As part of creating a new project, Leo will generate a project-specific CLI. This interface can be used to deploy the API using either Docker or Kubernetes, provided that those options were enabled during the creation of the project.

It goes without saying that in order to deploy the API through Docker, Docker must first be correctly installed. If so, then the command python <<project name>>cli.py deploy docker will create and start the required containers. It is recommended to run this command within the project's virtual environment. The command python <<project name>>cli.py undeploy docker will stop the containers, though it will not delete them.

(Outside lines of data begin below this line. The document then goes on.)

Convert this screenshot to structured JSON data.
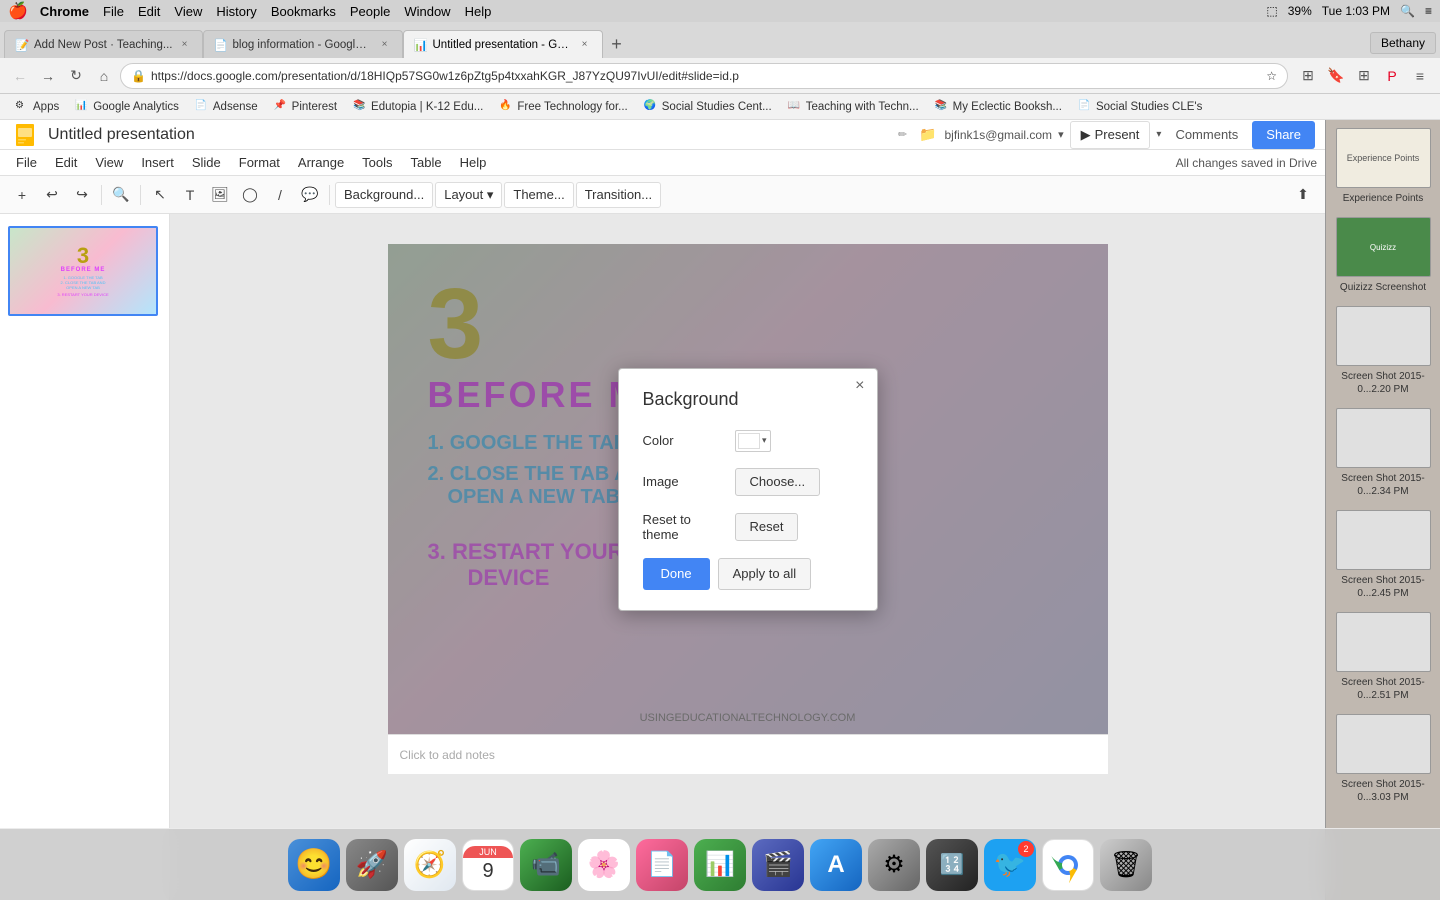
{
  "macMenuBar": {
    "apple": "🍎",
    "items": [
      "Chrome",
      "File",
      "Edit",
      "View",
      "History",
      "Bookmarks",
      "People",
      "Window",
      "Help"
    ],
    "right": {
      "airplay": "⬜",
      "battery": "39%",
      "time": "Tue 1:03 PM",
      "search": "🔍",
      "notification": "≡"
    }
  },
  "tabs": [
    {
      "id": "tab1",
      "icon": "📝",
      "title": "Add New Post · Teaching...",
      "active": false
    },
    {
      "id": "tab2",
      "icon": "📄",
      "title": "blog information - Google ...",
      "active": false
    },
    {
      "id": "tab3",
      "icon": "📊",
      "title": "Untitled presentation - Go...",
      "active": true
    }
  ],
  "addressBar": {
    "url": "https://docs.google.com/presentation/d/18HIQp57SG0w1z6pZtg5p4txxahKGR_J87YzQU97IvUI/edit#slide=id.p",
    "secure": true
  },
  "bookmarks": [
    {
      "label": "Apps",
      "icon": "⚙"
    },
    {
      "label": "Google Analytics",
      "icon": "📊"
    },
    {
      "label": "Adsense",
      "icon": "📄"
    },
    {
      "label": "Pinterest",
      "icon": "📌"
    },
    {
      "label": "Edutopia | K-12 Edu...",
      "icon": "📚"
    },
    {
      "label": "Free Technology for...",
      "icon": "📰"
    },
    {
      "label": "Social Studies Cent...",
      "icon": "🌍"
    },
    {
      "label": "Teaching with Techn...",
      "icon": "📖"
    },
    {
      "label": "My Eclectic Booksh...",
      "icon": "📚"
    },
    {
      "label": "Social Studies CLE's",
      "icon": "📄"
    }
  ],
  "slidesApp": {
    "title": "Untitled presentation",
    "user": "bjfink1s@gmail.com",
    "menus": [
      "File",
      "Edit",
      "View",
      "Insert",
      "Slide",
      "Format",
      "Arrange",
      "Tools",
      "Table",
      "Help"
    ],
    "savedMsg": "All changes saved in Drive",
    "presentBtn": "Present",
    "commentsBtn": "Comments",
    "shareBtn": "Share",
    "toolbarDropdowns": [
      "Background...",
      "Layout ▾",
      "Theme...",
      "Transition..."
    ],
    "notesPlaceholder": "Click to add notes"
  },
  "dialog": {
    "title": "Background",
    "closeLabel": "×",
    "colorLabel": "Color",
    "imageLabel": "Image",
    "resetLabel": "Reset to theme",
    "chooseBtn": "Choose...",
    "resetBtn": "Reset",
    "doneBtn": "Done",
    "applyBtn": "Apply to all",
    "colorValue": "#ffffff"
  },
  "rightSidebar": {
    "items": [
      {
        "label": "Experience Points",
        "bg": "#f0ece0"
      },
      {
        "label": "Quizizz Screenshot",
        "bg": "#4a8a4a"
      },
      {
        "label": "Screen Shot 2015-0...2.20 PM",
        "bg": "#e8e8e8"
      },
      {
        "label": "Screen Shot 2015-0...2.34 PM",
        "bg": "#e8e8e8"
      },
      {
        "label": "Screen Shot 2015-0...2.45 PM",
        "bg": "#e8e8e8"
      },
      {
        "label": "Screen Shot 2015-0...2.51 PM",
        "bg": "#e8e8e8"
      },
      {
        "label": "Screen Shot 2015-0...3.03 PM",
        "bg": "#e8e8e8"
      }
    ]
  },
  "dock": {
    "items": [
      {
        "name": "finder",
        "icon": "😊",
        "bg": "#4a90d9",
        "badge": null
      },
      {
        "name": "launchpad",
        "icon": "🚀",
        "bg": "#888",
        "badge": null
      },
      {
        "name": "safari",
        "icon": "🧭",
        "bg": "#4a90d9",
        "badge": null
      },
      {
        "name": "calendar",
        "icon": "📅",
        "bg": "#f5f5f5",
        "badge": null
      },
      {
        "name": "facetime",
        "icon": "📱",
        "bg": "#6ac",
        "badge": null
      },
      {
        "name": "photos",
        "icon": "🌸",
        "bg": "#fff",
        "badge": null
      },
      {
        "name": "pages",
        "icon": "📄",
        "bg": "#f5a",
        "badge": null
      },
      {
        "name": "numbers",
        "icon": "📊",
        "bg": "#5a5",
        "badge": null
      },
      {
        "name": "keynote",
        "icon": "📋",
        "bg": "#55a",
        "badge": null
      },
      {
        "name": "appstore",
        "icon": "🅐",
        "bg": "#4a90d9",
        "badge": null
      },
      {
        "name": "settings",
        "icon": "⚙",
        "bg": "#888",
        "badge": null
      },
      {
        "name": "calculator",
        "icon": "🔢",
        "bg": "#555",
        "badge": null
      },
      {
        "name": "twitter",
        "icon": "🐦",
        "bg": "#1da1f2",
        "badge": "2"
      },
      {
        "name": "chrome",
        "icon": "◎",
        "bg": "#fff",
        "badge": null
      },
      {
        "name": "trash",
        "icon": "🗑",
        "bg": "#888",
        "badge": null
      }
    ]
  }
}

To deploy with Kubernetes, both it and Docker must be installed. Additionally, Kubernetes must be properly configured. The CLI will use kubectl to start the required Pods and Services, and so it will use whatever cluster kubectl is configured to use. If you have not set up a Kubernetes cluster, consider using Minikube. The command for deploying with Kubernetes is python <<project name>>cli.py deploy kubernetes, and the command for stopping it is python <<project name>>cli.py undeploy kubernetes. If the deployment is unsuccessful for any reason, it is recommended to run the undeploy command before trying again.

Available Components

Web Frameworks (Required)

Unlike the other components, a choice of web framework is required to generate a project. The chosen framework will be used to generate the API.

Environment (Recommended)

It is generally considered good practice to maintain separate environments for each Python project being developed on a system. The tools below can be used to generate such an environment, but if you want to use your own or don't want to use any, simply don't select any of these.

Logging (Optional)

Currently, Leo only supports a single logging framework, the ELK (Elasticsearch, Logstash, Kibana) Stack. However, you may choose not to use it if you prefer.

Monitoring (Optional)

The following tools may be used to collect metrics on the API's performance. The data collected by either tool can be viewed using Grafana, which will also be installed if a monitoring tool is selected.

API Gateway (Optional)

Currently, Leo only supports Kong as an API gateway. Initially, Leo creates a basic Kong setup, which can be extended by the user with the many available plugins. When using Kong, the API will only be accessible through it. See the port list below for details

Docker (Optional)

Docker is a much used containerization tool. If Docker support is selected, a Dockerfile will be generated, which can then be used to build an appropriate Docker image.

Kubernetes (Optional)

Kubernetes may be used to ease deployment and management. If Kubernetes support is selected, the required configuration files for each component will be created. Specifically, Leo will generate a Pod and a Service for each independent component.

Note that if Kubernetes is selected, Docker support will also be enabled even if that is not explicitly selected itself.

Spark

Leo supports the use of Apache Spark for training and evaluating models. If Spark support is enabled during project creation, Leo will set up the data and training code to use Spark Pipelines, instead of leaving it fully up to you. Of course, you may still change these functions to use Spark in a different way, if desired. Certain other features will be enabled as well, such as modifications to the Dockerfile (if Docker support is selected) and lazy initialization of a Spark Session object.

To use Spark, it must first be installed on the system, with the $SPARK_HOME environment variable correctly set.